Italy’s political system is seriously fragmented. Draghi’s technocrat-led centre-right coalition including the far-right League, populist Five Star and liberal Forza Italia, is divided on many issues. Berlusconi has emerged as a presentable mediating figure. His chances of becoming the next president are very slim. But he controls a substantial number of votes in parliament, which elects the president by a secret ballot, starting on 24 January.
He could easily play the role of kingmaker. Whom he would support is at present unclear. Berlusconi has certainly not given up on his chances. As President Sergio Mattarella nears the end of his seven-year term, all this makes the Italy’s future direction peculiarly hard to discern.
Mario Draghi stated in his end-of-year press conference that he is a ‘grandfather at the service of the institutions’. His signalled his readiness to move to a higher position in the Quirinale palace – an idea disseminated for some time by his closest associates. Far from clearing the ground, however, his words have produced a mixed bag of reservations and critical comments from the parties that had previously declared that the job was his for the taking.
Everyone expressed appreciation, naturally, with only Giorgia Meloni of the far-right Brothers of Italy opposition party voicing strong criticism. But underlying disharmony has taken the shine off Draghi’s end-year achievement of steering through parliament a growth-boosting budget designed to make best use of the European Union’s ‘next generation’ fund disbursements.
If the former ECB chief became the next president, he would be charged with nominating a new prime minister who would be voted on by parliament. Draghi has made clear that he is not prepared to serve either as prime minister or as president if the majority electing the next head of state is different from the one supporting his present government.
Draghi’s arm-twisting is legitimate. Everyone knows that, without Draghi at the helm in one way or other, Italy’s credibility, and its credit rating, would be jeopardised. Ever-present conflicting interests in domestic politics would gain further momentum. Navigating EU politics – not just over funding but over other issues too– would become much rougher.

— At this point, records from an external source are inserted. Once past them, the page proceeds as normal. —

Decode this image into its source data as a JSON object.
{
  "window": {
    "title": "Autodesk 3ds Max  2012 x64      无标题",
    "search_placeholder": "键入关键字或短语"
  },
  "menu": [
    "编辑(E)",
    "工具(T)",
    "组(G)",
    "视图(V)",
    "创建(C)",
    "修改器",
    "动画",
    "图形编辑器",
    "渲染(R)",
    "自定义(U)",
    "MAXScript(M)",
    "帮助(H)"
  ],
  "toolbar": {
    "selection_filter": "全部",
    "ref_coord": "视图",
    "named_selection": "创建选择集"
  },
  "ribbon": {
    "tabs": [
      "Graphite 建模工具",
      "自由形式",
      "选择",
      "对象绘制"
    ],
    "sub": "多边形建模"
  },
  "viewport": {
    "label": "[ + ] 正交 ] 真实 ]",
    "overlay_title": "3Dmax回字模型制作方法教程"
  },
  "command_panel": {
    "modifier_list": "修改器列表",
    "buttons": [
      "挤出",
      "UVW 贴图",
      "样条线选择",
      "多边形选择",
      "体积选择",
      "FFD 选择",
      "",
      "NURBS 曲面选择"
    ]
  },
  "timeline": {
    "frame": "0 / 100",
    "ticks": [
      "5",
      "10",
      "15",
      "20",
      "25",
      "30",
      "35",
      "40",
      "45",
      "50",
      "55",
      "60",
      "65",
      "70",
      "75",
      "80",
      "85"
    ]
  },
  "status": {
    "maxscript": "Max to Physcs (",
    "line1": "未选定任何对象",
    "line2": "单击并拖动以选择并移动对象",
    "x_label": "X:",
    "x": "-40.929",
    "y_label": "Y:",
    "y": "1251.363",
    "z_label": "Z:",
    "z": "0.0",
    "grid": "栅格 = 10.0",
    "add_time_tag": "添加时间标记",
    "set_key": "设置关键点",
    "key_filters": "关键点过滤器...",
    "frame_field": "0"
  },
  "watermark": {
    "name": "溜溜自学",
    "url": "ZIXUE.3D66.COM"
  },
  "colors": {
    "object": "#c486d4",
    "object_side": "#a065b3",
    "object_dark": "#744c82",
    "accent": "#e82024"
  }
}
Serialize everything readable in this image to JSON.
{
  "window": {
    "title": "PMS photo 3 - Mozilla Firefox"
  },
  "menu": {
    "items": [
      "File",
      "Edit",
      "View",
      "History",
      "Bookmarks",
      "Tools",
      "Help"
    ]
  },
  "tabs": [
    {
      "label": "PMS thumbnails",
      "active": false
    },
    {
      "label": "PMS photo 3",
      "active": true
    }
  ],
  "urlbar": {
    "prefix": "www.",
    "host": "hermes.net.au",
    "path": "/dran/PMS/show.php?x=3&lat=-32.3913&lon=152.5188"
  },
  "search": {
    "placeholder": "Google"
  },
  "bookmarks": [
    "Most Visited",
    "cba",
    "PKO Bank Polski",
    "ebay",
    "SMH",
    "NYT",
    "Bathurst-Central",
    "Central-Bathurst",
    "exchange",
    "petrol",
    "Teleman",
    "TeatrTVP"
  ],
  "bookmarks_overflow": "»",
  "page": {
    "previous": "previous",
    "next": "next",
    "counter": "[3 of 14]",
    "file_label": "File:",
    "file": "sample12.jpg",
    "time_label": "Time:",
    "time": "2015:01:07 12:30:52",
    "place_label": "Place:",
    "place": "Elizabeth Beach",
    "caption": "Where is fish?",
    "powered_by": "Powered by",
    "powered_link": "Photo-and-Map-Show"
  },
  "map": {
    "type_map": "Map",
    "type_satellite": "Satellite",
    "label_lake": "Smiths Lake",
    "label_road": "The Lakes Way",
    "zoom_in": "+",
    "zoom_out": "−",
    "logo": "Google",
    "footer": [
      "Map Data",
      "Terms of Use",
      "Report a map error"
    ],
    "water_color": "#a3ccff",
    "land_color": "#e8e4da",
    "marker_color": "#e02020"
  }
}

The more rational course would be for Mattarella to accept a second term. This would allow Draghi to complete his work. He would resign in 2023 after the next general elections that will see a profound change in the composition and structure of parliament. This will be one-third smaller following a constitutional reform spearheaded by Giuseppe Conte’s Five Star – which, paradoxically, stands to lose a large number of members because of it. Mattarella has repeatedly denied the second-term possibility. But, should discussions appear irreparably blocked, pressure on him to reconsider would be strong. There is a marginal – and for the moment unlikely – chance he might reconsider.

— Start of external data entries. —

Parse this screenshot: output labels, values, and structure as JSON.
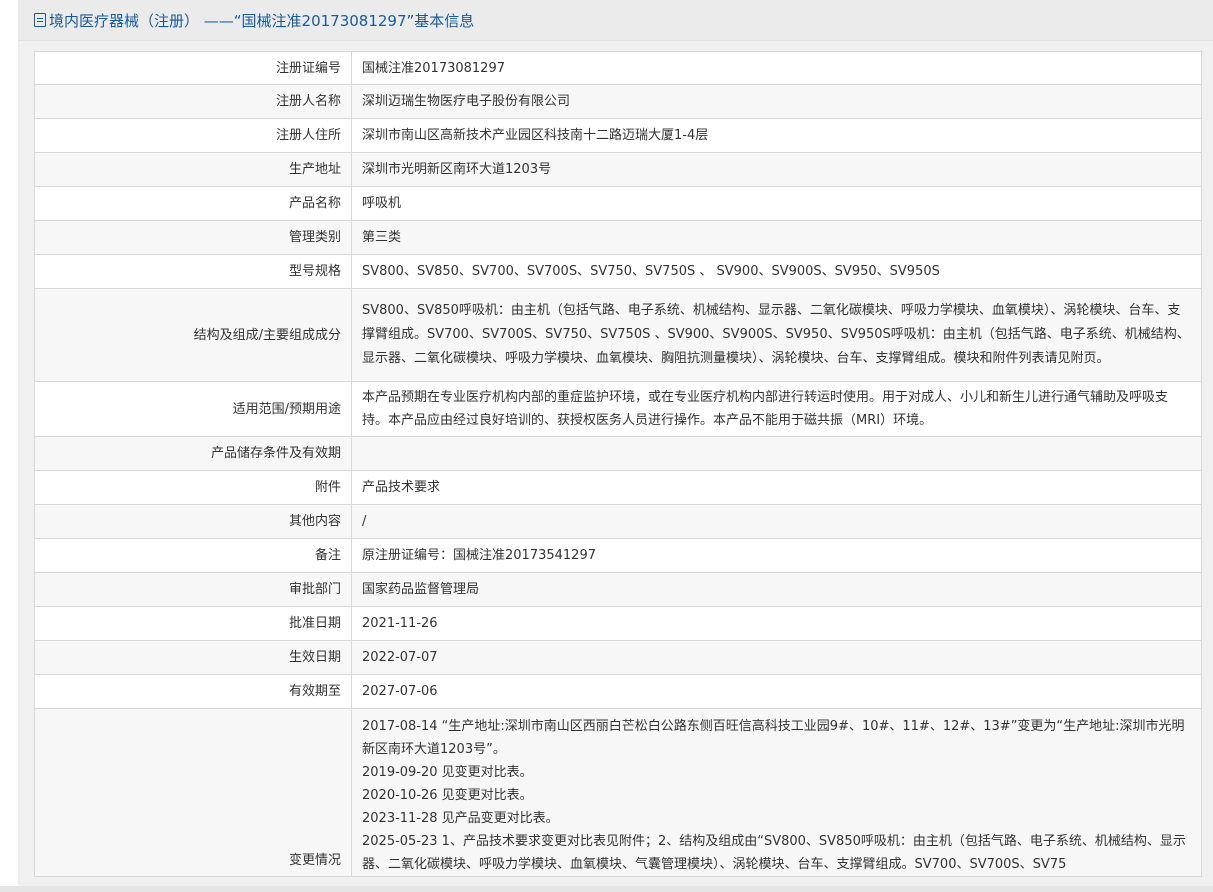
{
  "header": {
    "title": "境内医疗器械（注册） ——“国械注准20173081297”基本信息"
  },
  "rows": [
    {
      "label": "注册证编号",
      "value": "国械注准20173081297"
    },
    {
      "label": "注册人名称",
      "value": "深圳迈瑞生物医疗电子股份有限公司"
    },
    {
      "label": "注册人住所",
      "value": "深圳市南山区高新技术产业园区科技南十二路迈瑞大厦1-4层"
    },
    {
      "label": "生产地址",
      "value": "深圳市光明新区南环大道1203号"
    },
    {
      "label": "产品名称",
      "value": "呼吸机"
    },
    {
      "label": "管理类别",
      "value": "第三类"
    },
    {
      "label": "型号规格",
      "value": "SV800、SV850、SV700、SV700S、SV750、SV750S 、 SV900、SV900S、SV950、SV950S"
    },
    {
      "label": "结构及组成/主要组成成分",
      "value": "SV800、SV850呼吸机：由主机（包括气路、电子系统、机械结构、显示器、二氧化碳模块、呼吸力学模块、血氧模块）、涡轮模块、台车、支撑臂组成。SV700、SV700S、SV750、SV750S 、SV900、SV900S、SV950、SV950S呼吸机：由主机（包括气路、电子系统、机械结构、显示器、二氧化碳模块、呼吸力学模块、血氧模块、胸阻抗测量模块）、涡轮模块、台车、支撑臂组成。模块和附件列表请见附页。"
    },
    {
      "label": "适用范围/预期用途",
      "value": "本产品预期在专业医疗机构内部的重症监护环境，或在专业医疗机构内部进行转运时使用。用于对成人、小儿和新生儿进行通气辅助及呼吸支持。本产品应由经过良好培训的、获授权医务人员进行操作。本产品不能用于磁共振（MRI）环境。"
    },
    {
      "label": "产品储存条件及有效期",
      "value": ""
    },
    {
      "label": "附件",
      "value": "产品技术要求"
    },
    {
      "label": "其他内容",
      "value": "/"
    },
    {
      "label": "备注",
      "value": "原注册证编号：国械注准20173541297"
    },
    {
      "label": "审批部门",
      "value": "国家药品监督管理局"
    },
    {
      "label": "批准日期",
      "value": "2021-11-26"
    },
    {
      "label": "生效日期",
      "value": "2022-07-07"
    },
    {
      "label": "有效期至",
      "value": "2027-07-06"
    }
  ],
  "changes": {
    "label": "变更情况",
    "lines": [
      "2017-08-14 “生产地址:深圳市南山区西丽白芒松白公路东侧百旺信高科技工业园9#、10#、11#、12#、13#”变更为“生产地址:深圳市光明新区南环大道1203号”。",
      "2019-09-20 见变更对比表。",
      "2020-10-26 见变更对比表。",
      "2023-11-28 见产品变更对比表。",
      "2025-05-23 1、产品技术要求变更对比表见附件；2、结构及组成由“SV800、SV850呼吸机：由主机（包括气路、电子系统、机械结构、显示器、二氧化碳模块、呼吸力学模块、血氧模块、气囊管理模块）、涡轮模块、台车、支撑臂组成。SV700、SV700S、SV75"
    ]
  }
}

As president, Draghi would have high moral authority. Both Mattarella and his predecessor Giorgio Napolitano have used this characteristic to advance specific political agendas. But Italy is a parliamentary and not a presidential democracy. Effective control ultimately rests with the government.

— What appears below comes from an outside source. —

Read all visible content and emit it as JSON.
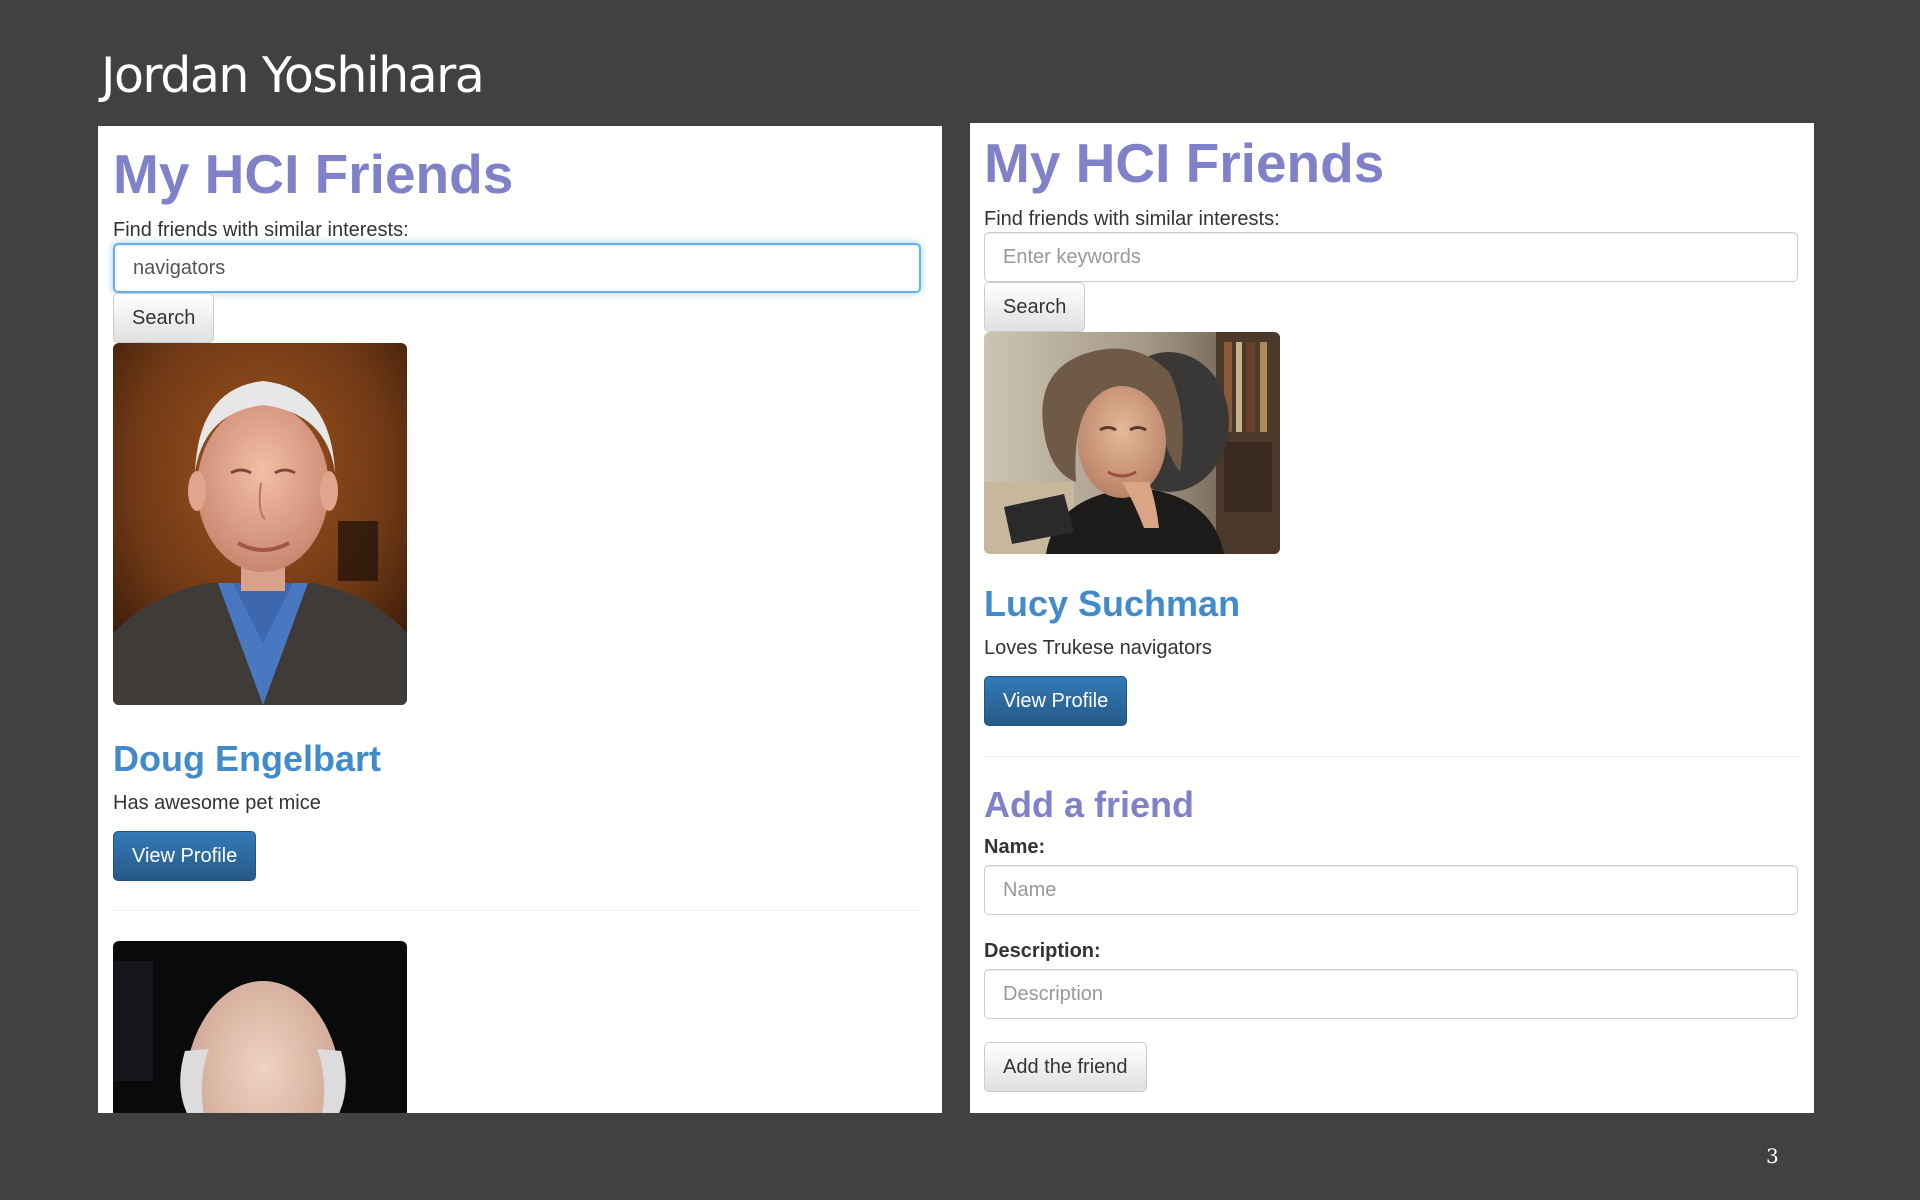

Finding a safe pair of hands for prime minister could be an arduous task. A figure such as Minister of the Treasury Daniele Franco would be Draghi’s preferred choice, but political parties would resent another unelected PM. The situation could get out of hand and precipitate early elections in 2022. Meloni, as the likely winner, would welcome this, while all other parties would resist it. Most sitting MPs would see elections as a disaster. Their chances of retaining their seats would in most cases be non-existent. This could herald renewed instability, viewed very negatively by Italy’s EU partners and by the markets.
Given the confusion, Draghi may elicit enough support to be elected by a wide majority in an early round of the presidential poll. Berlusconi, having renounced his bid, could then provide crucial support. It would be far from the unanimous vote that Draghi is said to expect. Should a consensus not materialise, the ensuing stalemate could lead to unforeseen results.
Pressure for Draghi to stay where he is growing. In my view that would be the safest option. So a search is underway for a president with sufficient gravitas and experience to maintain stability, the condition for Draghi remaining PM. Former Prime Minister Giuliano Amato could fit this description. So would former Speaker of the House Pier Ferdinando Casini. Other names have been aired in the last few days.
Italian presidential elections have a history of being drawn-out affairs with unexpected results. This is something everyone claims to want to avoid. Not just the bond markets – where the Italian-German yield spread is hovering around 1.34 percentage points, the highest since October 2020 – will be watching closely what happens next.
Antonio Armellini is Vice-President of the AIICP Italy-India Association, a member of the OMFIF Advisory Board and a former Italian diplomat.